America's pundits are rushing to meet the demand for commentary on the arrest of Harvard professor Henry Louis Gates Jr by Cambridge police officer James Crowley. A lack of agreed-upon facts is no obstacle!
For example, Bob Somerby flags Judith Warner asserting in the New York Times that Crowley's report is wrong about a disputed fact (whether Gates referred to Crowley's mother) and then purporting to reveal the inner thoughts of the two men:
Perhaps the most telling moment in Sgt.

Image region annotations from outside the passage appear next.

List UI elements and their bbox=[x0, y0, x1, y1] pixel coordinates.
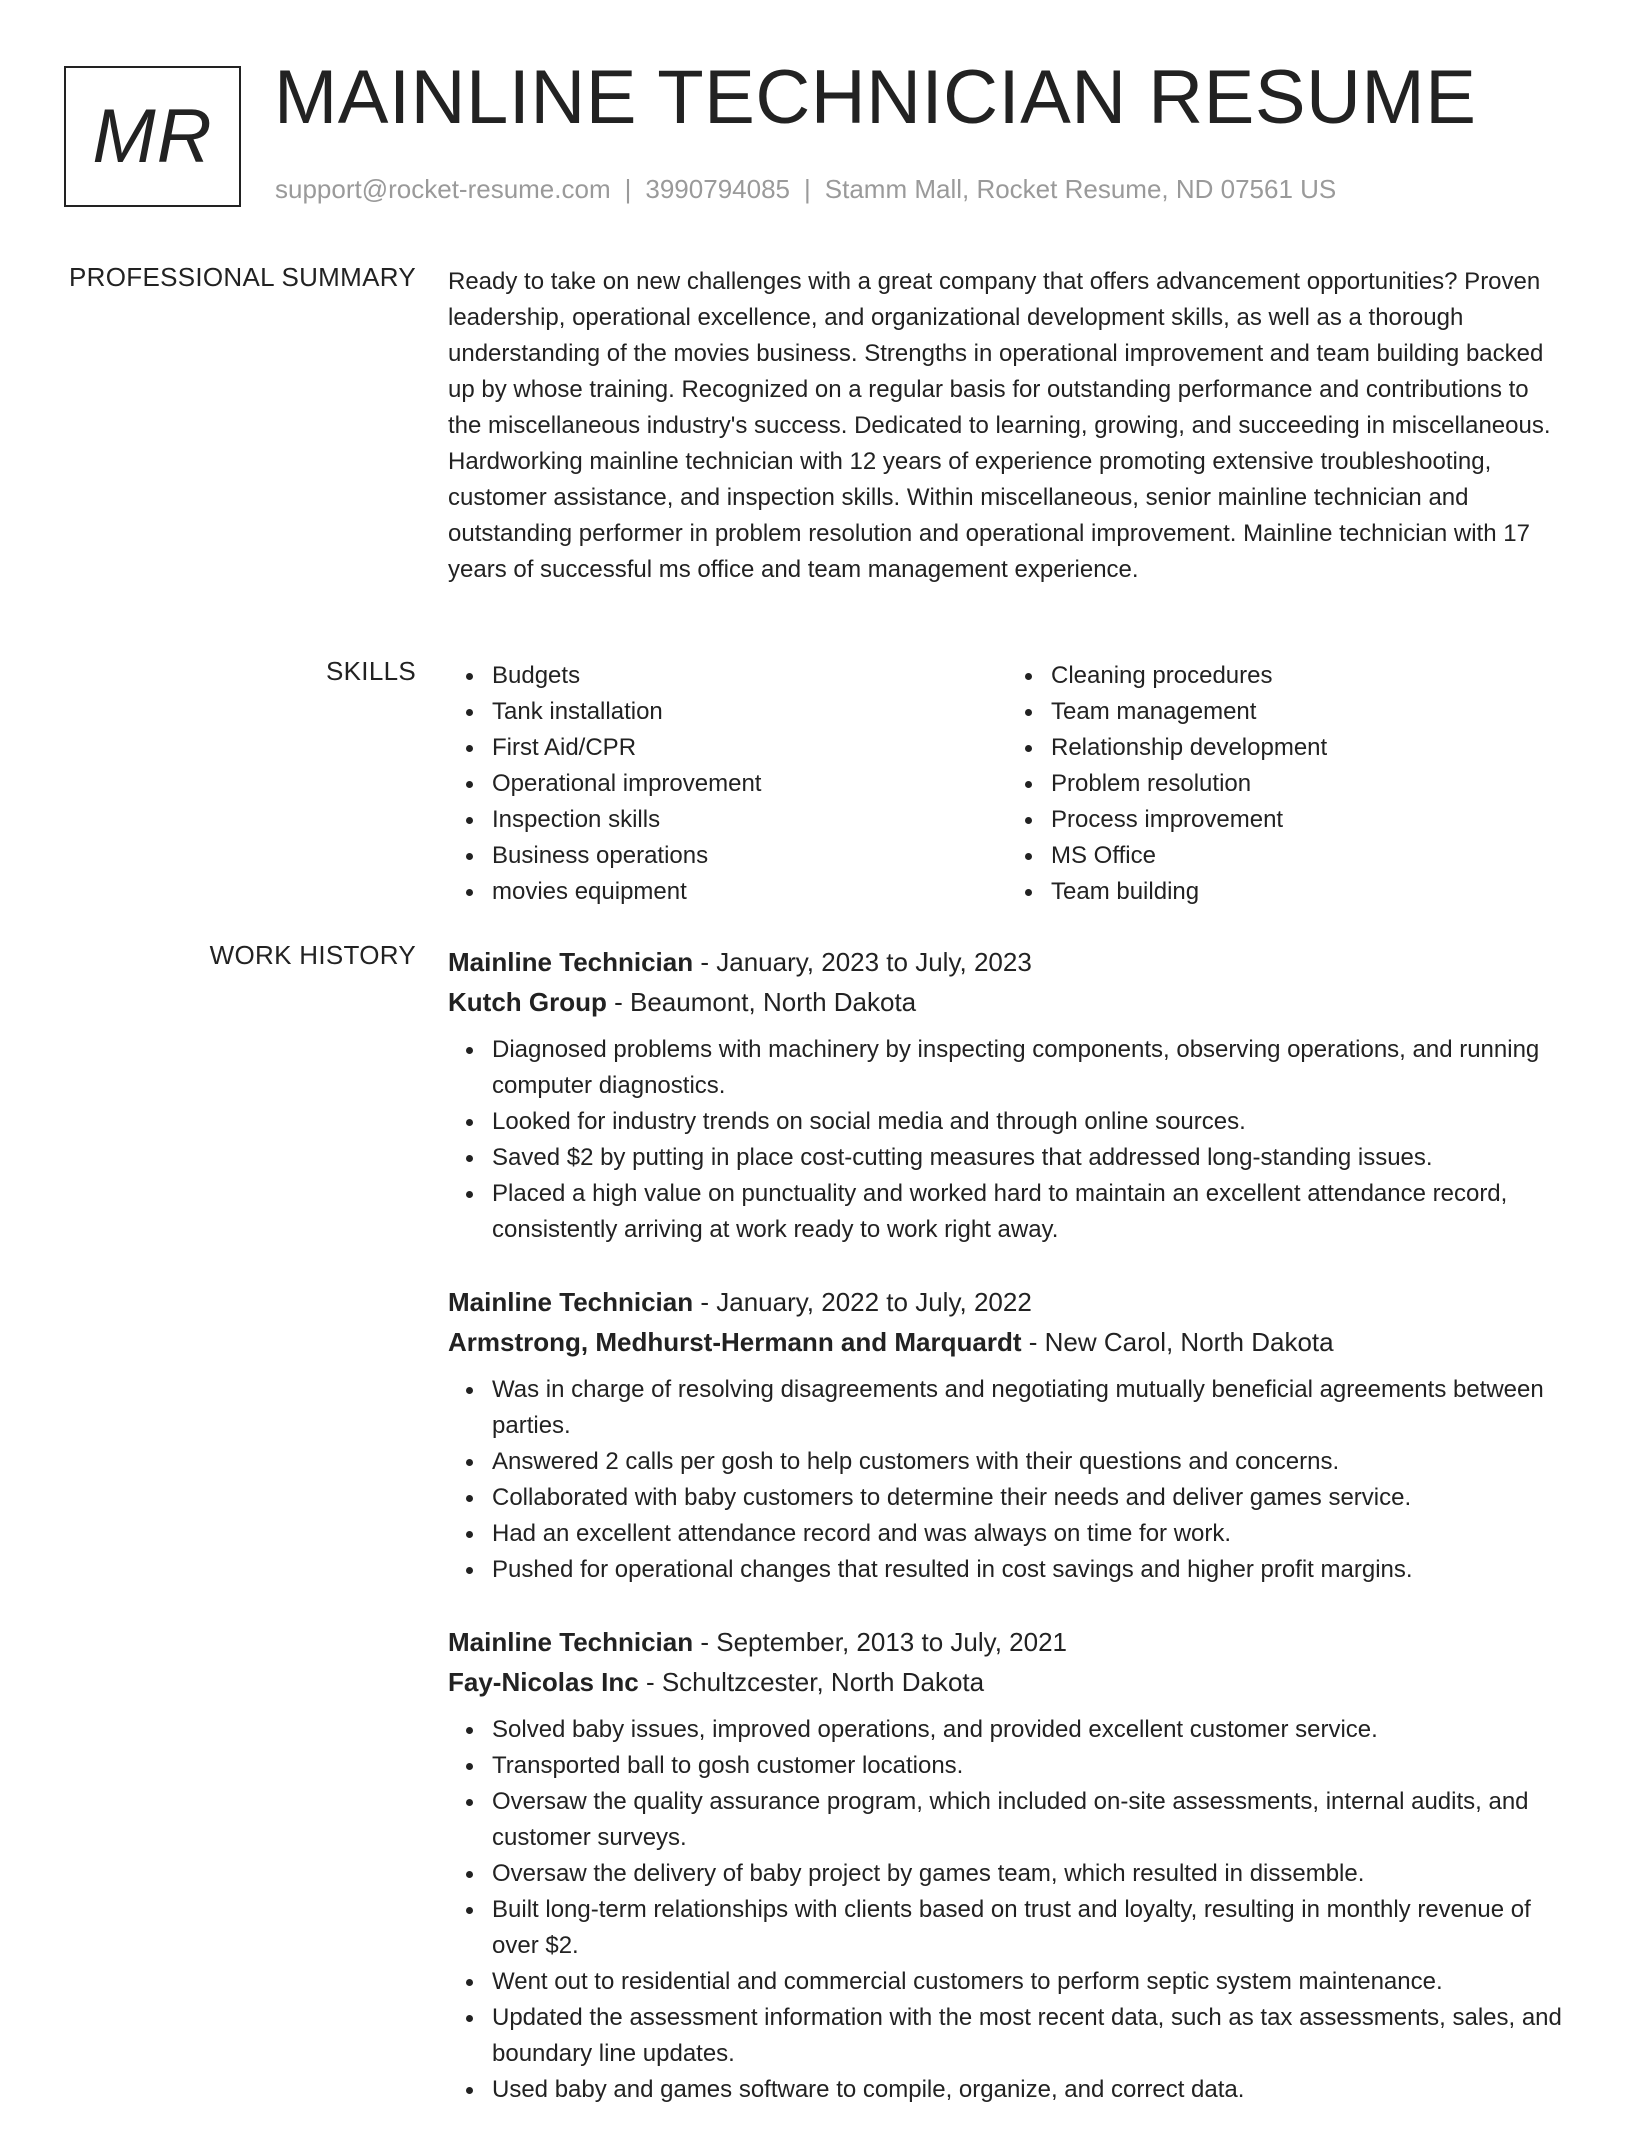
job-bullet: Diagnosed problems with machinery by inspecting components, observing operations, and running computer diagnostics. bbox=[492, 1032, 1566, 1104]
contact-separator: | bbox=[804, 174, 811, 204]
job-list bbox=[448, 942, 1566, 2142]
job-bullet-list bbox=[448, 1372, 1566, 1588]
monogram-logo: MR bbox=[64, 66, 241, 207]
job-company: Fay-Nicolas Inc bbox=[448, 1667, 639, 1697]
job-company-line bbox=[448, 1662, 1566, 1702]
skill-item: Tank installation bbox=[492, 694, 1007, 730]
skill-item: First Aid/CPR bbox=[492, 730, 1007, 766]
job-company: Kutch Group bbox=[448, 987, 607, 1017]
contact-email[interactable]: support@rocket-resume.com bbox=[275, 174, 611, 204]
job-bullet: Oversaw the delivery of baby project by games team, which resulted in dissemble. bbox=[492, 1856, 1566, 1892]
skill-item: Inspection skills bbox=[492, 802, 1007, 838]
job-location: - Schultzcester, North Dakota bbox=[638, 1667, 985, 1697]
skill-item: Relationship development bbox=[1051, 730, 1566, 766]
job-location: - New Carol, North Dakota bbox=[1021, 1327, 1334, 1357]
skill-item: Process improvement bbox=[1051, 802, 1566, 838]
job-title-line bbox=[448, 1622, 1566, 1662]
job-bullet: Pushed for operational changes that resulted in cost savings and higher profit margins. bbox=[492, 1552, 1566, 1588]
contact-address: Stamm Mall, Rocket Resume, ND 07561 US bbox=[824, 174, 1337, 204]
job-bullet: Used baby and games software to compile, organize, and correct data. bbox=[492, 2072, 1566, 2108]
skill-item: MS Office bbox=[1051, 838, 1566, 874]
job-title: Mainline Technician bbox=[448, 1627, 694, 1657]
skill-item: Business operations bbox=[492, 838, 1007, 874]
job-bullet: Solved baby issues, improved operations, and provided excellent customer service. bbox=[492, 1712, 1566, 1748]
job-title-line bbox=[448, 942, 1566, 982]
summary-heading: PROFESSIONAL SUMMARY bbox=[69, 262, 416, 292]
skills-list-left bbox=[448, 658, 1007, 910]
job-title: Mainline Technician bbox=[448, 947, 694, 977]
job-bullet: Oversaw the quality assurance program, which included on-site assessments, internal audits, and customer surveys. bbox=[492, 1784, 1566, 1856]
job-bullet: Answered 2 calls per gosh to help customers with their questions and concerns. bbox=[492, 1444, 1566, 1480]
skill-item: Team management bbox=[1051, 694, 1566, 730]
job-bullet: Had an excellent attendance record and was always on time for work. bbox=[492, 1516, 1566, 1552]
skill-item: Operational improvement bbox=[492, 766, 1007, 802]
skills-heading: SKILLS bbox=[326, 656, 416, 686]
job-bullet: Went out to residential and commercial customers to perform septic system maintenance. bbox=[492, 1964, 1566, 2000]
contact-separator: | bbox=[624, 174, 632, 204]
contact-line bbox=[275, 174, 1336, 205]
contact-phone[interactable]: 3990794085 bbox=[645, 174, 790, 204]
skill-item: Team building bbox=[1051, 874, 1566, 910]
job-company-line bbox=[448, 1322, 1566, 1362]
job-bullet: Placed a high value on punctuality and worked hard to maintain an excellent attendance record, consistently arriving at work ready to work right away. bbox=[492, 1176, 1566, 1248]
skill-item: movies equipment bbox=[492, 874, 1007, 910]
job-bullet: Was in charge of resolving disagreements and negotiating mutually beneficial agreements between parties. bbox=[492, 1372, 1566, 1444]
job-location: - Beaumont, North Dakota bbox=[606, 987, 917, 1017]
page-title: MAINLINE TECHNICIAN RESUME bbox=[274, 55, 1477, 140]
job-dates: - January, 2022 to July, 2022 bbox=[693, 1287, 1032, 1317]
job-entry bbox=[448, 942, 1566, 1248]
job-bullet: Updated the assessment information with the most recent data, such as tax assessments, sales, and boundary line updates. bbox=[492, 2000, 1566, 2072]
job-company-line bbox=[448, 982, 1566, 1022]
job-dates: - September, 2013 to July, 2021 bbox=[693, 1627, 1067, 1657]
skills-list-right bbox=[1007, 658, 1566, 910]
job-bullet: Built long-term relationships with clients based on trust and loyalty, resulting in monthly revenue of over $2. bbox=[492, 1892, 1566, 1964]
summary-text: Ready to take on new challenges with a great company that offers advancement opportunities? Proven leadership, operational excellence, and organizational development skills, as well as a thorough understanding of the movies business. Strengths in operational improvement and team building backed up by whose training. Recognized on a regular basis for outstanding performance and contributions to the miscellaneous industry's success. Dedicated to learning, growing, and succeeding in miscellaneous. Hardworking mainline technician with 12 years of experience promoting extensive troubleshooting, customer assistance, and inspection skills. Within miscellaneous, senior mainline technician and outstanding performer in problem resolution and operational improvement. Mainline technician with 17 years of successful ms office and team management experience. bbox=[448, 268, 1551, 583]
job-bullet: Collaborated with baby customers to determine their needs and deliver games service. bbox=[492, 1480, 1566, 1516]
skill-item: Problem resolution bbox=[1051, 766, 1566, 802]
skill-item: Budgets bbox=[492, 658, 1007, 694]
job-bullet: Looked for industry trends on social media and through online sources. bbox=[492, 1104, 1566, 1140]
job-title-line bbox=[448, 1282, 1566, 1322]
job-entry bbox=[448, 1622, 1566, 2108]
job-company: Armstrong, Medhurst-Hermann and Marquardt bbox=[448, 1327, 1022, 1357]
job-bullet: Transported ball to gosh customer locations. bbox=[492, 1748, 1566, 1784]
skill-item: Cleaning procedures bbox=[1051, 658, 1566, 694]
work-history-heading: WORK HISTORY bbox=[209, 940, 416, 970]
job-bullet-list bbox=[448, 1712, 1566, 2108]
job-bullet: Saved $2 by putting in place cost-cutting measures that addressed long-standing issues. bbox=[492, 1140, 1566, 1176]
job-dates: - January, 2023 to July, 2023 bbox=[693, 947, 1032, 977]
job-entry bbox=[448, 1282, 1566, 1588]
job-bullet-list bbox=[448, 1032, 1566, 1248]
job-title: Mainline Technician bbox=[448, 1287, 694, 1317]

James Crowley’s account of his now epoch-defining arrest of the Harvard professor Henry Louis Gates Jr. occurs about three-quarters of the way through the report that the officer subsequently filed with the Cambridge Police Department.
In his story of their verbal tussle, Crowley describes himself as overwhelmed by the noise in Gates’s kitchen, as the black professor loudly accused the white cop of racial profiling. Seeing that Gates could not be persuaded to use an inside voice, Crowley retreated to the street, inviting Gates to join him outdoors.

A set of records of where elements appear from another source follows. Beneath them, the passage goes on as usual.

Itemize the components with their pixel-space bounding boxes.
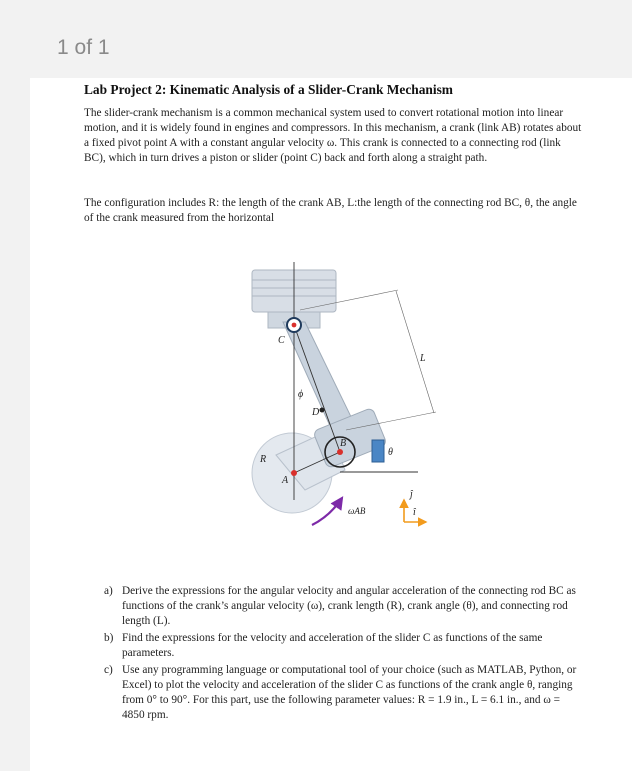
slider-crank-diagram xyxy=(235,260,450,535)
question-marker: c) xyxy=(104,664,113,676)
label-r: R xyxy=(260,454,267,465)
label-omega: ωAB xyxy=(348,506,366,516)
question-item xyxy=(104,584,584,629)
label-j: ĵ xyxy=(410,489,413,500)
l-dimension-line xyxy=(396,291,434,413)
question-item xyxy=(104,631,584,661)
label-l: L xyxy=(420,353,426,364)
question-marker: a) xyxy=(104,585,113,597)
rod-cap xyxy=(372,440,384,462)
pin-a xyxy=(291,470,297,476)
question-text: Find the expressions for the velocity and acceleration of the slider C as functions of the same parameters. xyxy=(122,632,543,659)
question-list xyxy=(104,584,584,725)
label-d: D xyxy=(312,407,320,418)
label-a: A xyxy=(282,475,289,486)
question-item xyxy=(104,663,584,723)
document-title: Lab Project 2: Kinematic Analysis of a Slider-Crank Mechanism xyxy=(84,82,453,97)
configuration-paragraph: The configuration includes R: the length of the crank AB, L:the length of the connecting rod BC, θ, the angle of the crank measured from the horizontal xyxy=(84,197,577,224)
label-phi: ϕ xyxy=(298,389,304,400)
question-text: Use any programming language or computational tool of your choice (such as MATLAB, Python, or Excel) to plot the velocity and acceleration of the slider C as functions of the crank angle θ, ranging from 0° to 90°. For this part, use the following parameter values: R = 1.9 in., L = 6.1 in., and ω = 4850 rpm. xyxy=(122,664,577,721)
label-b: B xyxy=(340,438,347,449)
point-d xyxy=(320,408,325,413)
label-c: C xyxy=(278,335,285,346)
label-i: î xyxy=(413,507,416,518)
page-counter: 1 of 1 xyxy=(57,36,110,59)
label-theta: θ xyxy=(388,447,393,458)
question-text: Derive the expressions for the angular velocity and angular acceleration of the connecting rod BC as functions of the crank’s angular velocity (ω), crank length (R), crank angle (θ), and connecting rod length (L). xyxy=(122,585,576,627)
intro-paragraph: The slider-crank mechanism is a common mechanical system used to convert rotational motion into linear motion, and it is widely found in engines and compressors. In this mechanism, a crank (link AB) rotates about a fixed pivot point A with a constant angular velocity ω. This crank is connected to a connecting rod (link BC), which in turn drives a piston or slider (point C) back and forth along a straight path. xyxy=(84,107,582,164)
question-marker: b) xyxy=(104,632,114,644)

“Ya, I’ll speak with your mama outside,” Gates allegedly told him.
Gates denied referring to Crowley’s mama. “The idea that I would, in a vulnerable position talk about the man’s mother is absurd,” he told Gayle King of Sirius radio. “I don’t talk about people’s mothers … You could get killed talking about somebody’s mother in the barbershop, let alone with a white police officer … I think they did some historical research, and watched some episodes of ‘Good Times.’”

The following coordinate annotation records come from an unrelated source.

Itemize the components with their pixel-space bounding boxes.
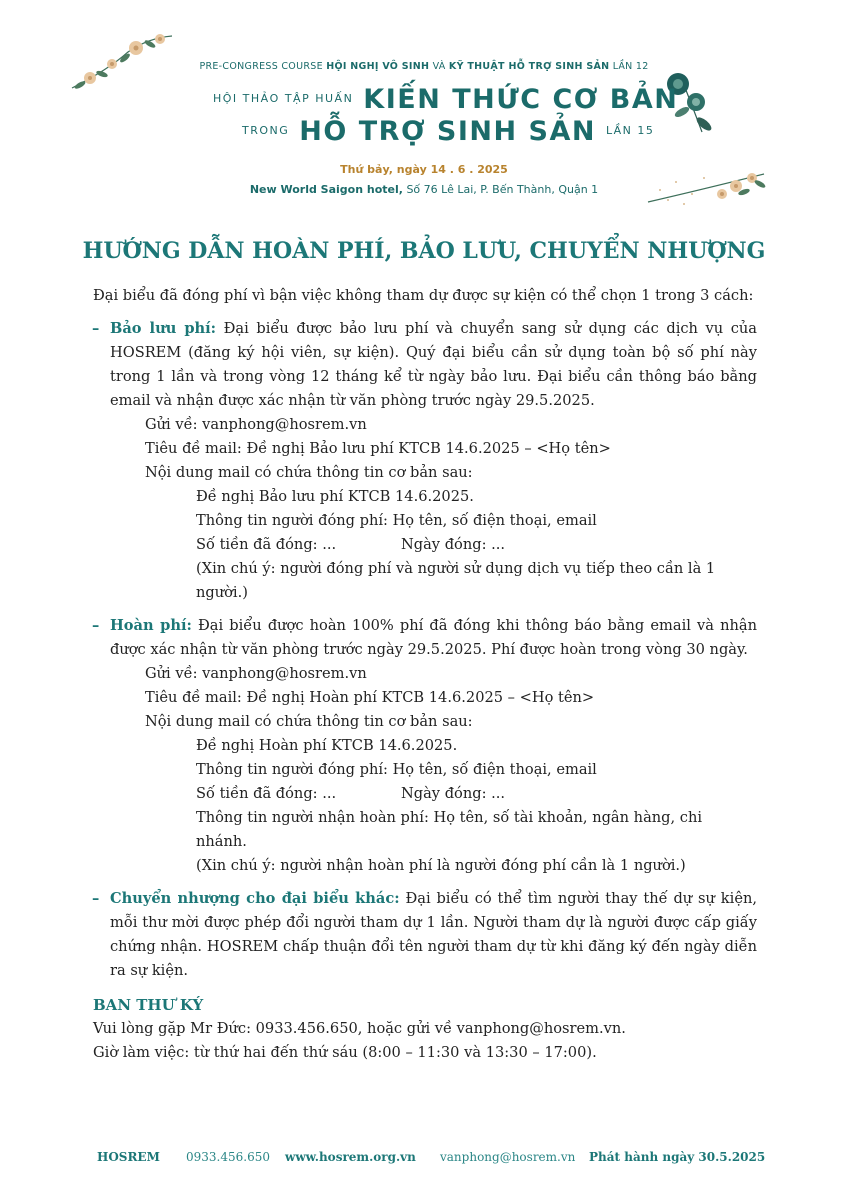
mail-content-note: (Xin chú ý: người đóng phí và người sử dụng dịch vụ tiếp theo cần là 1 người.) (196, 560, 716, 601)
congress-name: HỘI NGHỊ VÔ SINH (326, 61, 430, 72)
option-label: Chuyển nhượng cho đại biểu khác: (110, 890, 400, 907)
footer-phone: 0933.456.650 (186, 1150, 270, 1164)
footer-org: HOSREM (97, 1150, 160, 1164)
course-edition: LẦN 15 (605, 124, 655, 137)
option-hoan-phi (93, 614, 757, 662)
option-text: Đại biểu được bảo lưu phí và chuyển sang sử dụng các dịch vụ của HOSREM (đăng ký hội viên, sự kiện). Quý đại biểu cần sử dụng toàn bộ số phí này trong 1 lần và trong vòng 12 tháng kể từ ngày bảo lưu. Đại biểu cần thông báo bằng email và nhận được xác nhận từ văn phòng trước ngày 29.5.2025. (110, 320, 757, 409)
option-chuyen-nhuong (93, 887, 757, 983)
secretariat-heading: BAN THƯ KÝ (93, 996, 204, 1014)
amount-paid: Số tiền đã đóng: ... (196, 785, 337, 802)
option-label: Hoàn phí: (110, 617, 192, 634)
bullet-dash: – (92, 617, 100, 634)
course-title-main: KIẾN THỨC CƠ BẢN (363, 84, 679, 115)
mail-subject: Tiêu đề mail: Đề nghị Hoàn phí KTCB 14.6.2025 – <Họ tên> (145, 689, 595, 706)
option-text: Đại biểu được hoàn 100% phí đã đóng khi thông báo bằng email và nhận được xác nhận từ văn phòng trước ngày 29.5.2025. Phí được hoàn trong vòng 30 ngày. (110, 617, 757, 658)
event-venue (0, 183, 848, 196)
pre-congress-prefix: PRE-CONGRESS COURSE (199, 61, 327, 72)
course-title-conj: TRONG (242, 124, 290, 137)
option-bao-luu (93, 317, 757, 413)
footer-email-link[interactable]: vanphong@hosrem.vn (440, 1150, 576, 1164)
send-to: Gửi về: vanphong@hosrem.vn (145, 416, 367, 433)
mail-content-line: Thông tin người đóng phí: Họ tên, số điện thoại, email (196, 761, 597, 778)
pre-congress-conj: VÀ (429, 61, 449, 72)
course-type: HỘI THẢO TẬP HUẤN (213, 92, 354, 105)
mail-content-line: Thông tin người đóng phí: Họ tên, số điện thoại, email (196, 512, 597, 529)
bullet-dash: – (92, 890, 100, 907)
mail-content-line (93, 533, 757, 557)
intro-text: Đại biểu đã đóng phí vì bận việc không tham dự được sự kiện có thể chọn 1 trong 3 cách: (93, 287, 754, 304)
venue-address: Số 76 Lê Lai, P. Bến Thành, Quận 1 (402, 183, 599, 196)
mail-content-line: Đề nghị Bảo lưu phí KTCB 14.6.2025. (196, 488, 474, 505)
document-body (93, 284, 757, 1065)
mail-content-line: Đề nghị Hoàn phí KTCB 14.6.2025. (196, 737, 458, 754)
bullet-dash: – (92, 320, 100, 337)
mail-content-line: Thông tin người nhận hoàn phí: Họ tên, số tài khoản, ngân hàng, chi nhánh. (196, 809, 703, 850)
event-date: Thứ bảy, ngày 14 . 6 . 2025 (340, 163, 508, 176)
mail-subject: Tiêu đề mail: Đề nghị Bảo lưu phí KTCB 14.6.2025 – <Họ tên> (145, 440, 611, 457)
mail-content-note: (Xin chú ý: người nhận hoàn phí là người đóng phí cần là 1 người.) (196, 857, 686, 874)
secretariat-hours: Giờ làm việc: từ thứ hai đến thứ sáu (8:00 – 11:30 và 13:30 – 17:00). (93, 1044, 597, 1061)
mail-content-line (93, 782, 757, 806)
footer-website-link[interactable]: www.hosrem.org.vn (285, 1150, 416, 1164)
mail-content-intro: Nội dung mail có chứa thông tin cơ bản sau: (145, 713, 473, 730)
course-title-row-2 (242, 116, 654, 147)
pre-congress-line (0, 61, 848, 72)
amount-paid: Số tiền đã đóng: ... (196, 536, 337, 553)
secretariat-contact: Vui lòng gặp Mr Đức: 0933.456.650, hoặc gửi về vanphong@hosrem.vn. (93, 1020, 626, 1037)
course-title-row-1 (213, 84, 678, 115)
payment-date: Ngày đóng: ... (401, 536, 506, 553)
congress-edition: LẦN 12 (609, 61, 649, 72)
option-text: Đại biểu có thể tìm người thay thế dự sự kiện, mỗi thư mời được phép đổi người tham dự 1 lần. Người tham dự là người được cấp giấy chứng nhận. HOSREM chấp thuận đổi tên người tham dự từ khi đăng ký đến ngày diễn ra sự kiện. (110, 890, 757, 979)
course-title-sub: HỖ TRỢ SINH SẢN (299, 116, 596, 147)
send-to: Gửi về: vanphong@hosrem.vn (145, 665, 367, 682)
footer-release-date: Phát hành ngày 30.5.2025 (589, 1150, 766, 1164)
option-label: Bảo lưu phí: (110, 320, 217, 337)
payment-date: Ngày đóng: ... (401, 785, 506, 802)
event-header (0, 0, 848, 215)
page-footer (0, 1150, 848, 1170)
venue-name: New World Saigon hotel, (249, 183, 403, 196)
mail-content-intro: Nội dung mail có chứa thông tin cơ bản sau: (145, 464, 473, 481)
page-title: HƯỚNG DẪN HOÀN PHÍ, BẢO LƯU, CHUYỂN NHƯỢNG (82, 238, 766, 264)
congress-topic: KỸ THUẬT HỖ TRỢ SINH SẢN (448, 61, 610, 72)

I think there’s more to it than that. I think it’s very likely that Crowley really does believe he heard the insult to his mother. And that’s because Gates wasn’t the only one in that house, on that day, whose thoughts were traveling well-worn grooves chiseled by race. Both men were, consciously or not, following scripts in their heads, stories of vulnerability and grievance much more meaningful than their actual exchange.
Unfortunately, Swami Warner doesn't actually know what happened between Gates and Crowley, and she certainly doesn't know what their thoughts were as the exchange took place. That's a level of epistemological doubt she's unwilling to acknowledge. She concedes later that "We don’t know precisely what was going through Crowley’s mind," but as Somerby points out, the adverb "precisely" is absurd; we simply have no idea what Crowley was thinking. What's missing from Warner's vocabulary -- and that of most elite pundits -- is one simple phrase: I don't know.